This past Friday night I was out on Franklin Street having some drinks with friends, including our good friend Nate, who works in the same lab as J.
J wasn't feeling well last week, and so stayed in on Friday, and I, therefore, got to hear a few things about my husband. For instance, Nate told me, that lab members had recently engaged in an interesting conversation about netti pots and their usefulness in draining the sinuses.
I'd heard of these netti pots before - on TV, and amongst hippie types - and I immediately got nervous. Really nervous.
Was my husband in on this conversation? Nate replied that he was, and that, naturally, he'd been totally into the idea. The idea of pouring warm water into one nostril and having it come out the other. It's hard to explain why, but I just knew he would find this a fascinating principle.
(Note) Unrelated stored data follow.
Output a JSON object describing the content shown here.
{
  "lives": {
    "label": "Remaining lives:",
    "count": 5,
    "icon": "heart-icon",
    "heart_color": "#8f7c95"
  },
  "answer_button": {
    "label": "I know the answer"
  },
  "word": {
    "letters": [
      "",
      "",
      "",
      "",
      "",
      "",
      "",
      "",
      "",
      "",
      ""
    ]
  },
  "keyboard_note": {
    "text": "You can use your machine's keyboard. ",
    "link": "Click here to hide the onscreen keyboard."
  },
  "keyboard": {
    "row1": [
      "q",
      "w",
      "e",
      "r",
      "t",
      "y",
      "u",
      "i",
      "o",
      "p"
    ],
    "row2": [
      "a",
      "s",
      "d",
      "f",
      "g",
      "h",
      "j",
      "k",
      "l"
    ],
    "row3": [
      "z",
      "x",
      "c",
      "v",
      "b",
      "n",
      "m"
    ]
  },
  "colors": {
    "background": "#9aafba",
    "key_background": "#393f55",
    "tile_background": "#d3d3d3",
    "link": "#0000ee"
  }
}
So it was really no wonder - not that it diminished my disgust - when I returned home that evening and found this cute, yellow teapot, given to me by a charming, older potter who lives out in Chatham County, in our bathroom. I'd done a story on the guy for the newspaper last year.
"Hey," I asked J, waking him up. "What's up with the teapot in the bathroom."
"It's a netti pot," he informed me. Since it was late, and he was sick, I decided not to get into it that night - to explan that, actually, it wasn't a netti pot. It was a gift from an artist that I actually used to make tea. And when you use something like that to clean out your nostrils, it becomes less appealing for use making hot drinks. That you put in your mouth.
Instead, we talked about it the next day. J gave me full disclosure on the complexities of the netti pot, which was actually a teapot, and not only a teapot but my favorite teapot. He told me how when "you first do it, you sort of feel like you're going to gag," and how after you use it, "you blow your nose and tons, just tons, of snot comes out."
I'm sick now, having caught what everyone else seems to have, even though I thought maybe I'd remain untouched by the winter cold this year, but amazingly, the netti (tea) pot isn't yet appealing enough for me to use. Despite, as J informed me, the instant sinus clarity it allegedly provides. I'm all for natural remedies, really, but I prefer vitamins, honestly, and hot toddies. Things that go in and don't come right back out. Things that don't involve kitchenware.